Dan tidak setiap role harus dilakukan sendirian, artinya bisa bermain team. Katakanlah ambil role sebagai pre-sales, pelajari produk-produk security lain dimana justru tugasnya lebih banyak teknis, ngomong ke pihak lain gak banyak apalagi jika didampingi oleh rekan dari sales. Melalui teamwork bisa saling mengisi satu sama lain bukan?
Nah, sayangnya juga, banyak anak-anak teknis yang ketika berada di industri cenderung malas untuk pelajari hal-hal baru seperti misalnya pada contoh diatas mempelajari produk-produk berbagai vendor. Udah bertahun-tahun pentest, ya akhirnya cuma mau berkutat disitu-situ aja. Ini keliru. Jika memang passion nya disitu ya silahkan, namun jika ingin berkembang, ingin hacking hal lain, maka harus rela bersusah payah mempelajari hal-hal baru. Apabila sebelumnya sudah dianggap expert dalam ranah teknis, harus rela menurunkan “mahkota” dan menjadi “newbie” lagi dalam role baru.

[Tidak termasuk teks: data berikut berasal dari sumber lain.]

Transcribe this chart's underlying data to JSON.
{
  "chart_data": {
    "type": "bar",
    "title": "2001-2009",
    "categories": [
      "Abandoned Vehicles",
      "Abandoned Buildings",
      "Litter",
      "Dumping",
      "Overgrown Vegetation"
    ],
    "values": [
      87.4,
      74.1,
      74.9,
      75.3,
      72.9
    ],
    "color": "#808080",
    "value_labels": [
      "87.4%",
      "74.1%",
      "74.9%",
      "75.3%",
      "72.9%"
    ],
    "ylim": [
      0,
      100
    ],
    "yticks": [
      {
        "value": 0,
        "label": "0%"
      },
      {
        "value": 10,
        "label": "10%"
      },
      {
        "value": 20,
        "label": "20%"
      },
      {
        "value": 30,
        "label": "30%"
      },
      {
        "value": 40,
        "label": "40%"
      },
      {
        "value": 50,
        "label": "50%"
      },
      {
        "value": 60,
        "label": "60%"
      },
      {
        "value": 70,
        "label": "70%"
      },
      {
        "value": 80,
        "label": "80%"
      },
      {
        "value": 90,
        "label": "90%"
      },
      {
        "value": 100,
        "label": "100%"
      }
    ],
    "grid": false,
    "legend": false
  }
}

Jika memang memiliki spirit “hacker” dalam diri saya yakin hal-hal baru tersebut bisa dipelajari dalam waktu tidak terlalu lama. Hingga pada akhirnya dikuasai dan kembali menikmati industri IT security bahkan bisa jadi membawa manfaat lebih besar bagi pihak lain.
Dalam cerita diatas saya sempat sampaikan, ketika customer bahkan “have no idea” apa yang mereka butuhkan, maka sebagai penyedia solusi kita harus mampu menggali kebutuhan customer. Jika ditilik dari seni hacking, bukankah itu membutuhkan skill “social engineering”? Jika pihak lain menggunakan semacam kuisioner, bukankah ada cara-cara lain yang inovatif untuk menggali lebih banyak informasi yang dibutuhkan?
Dan ketika skill social engineering tersebut dipadukan dengan skillset ataupun pengetahuan teknis terkait hacking dalam arti untuk melindungi sang customer, maka hasilnya akan sangat powerful.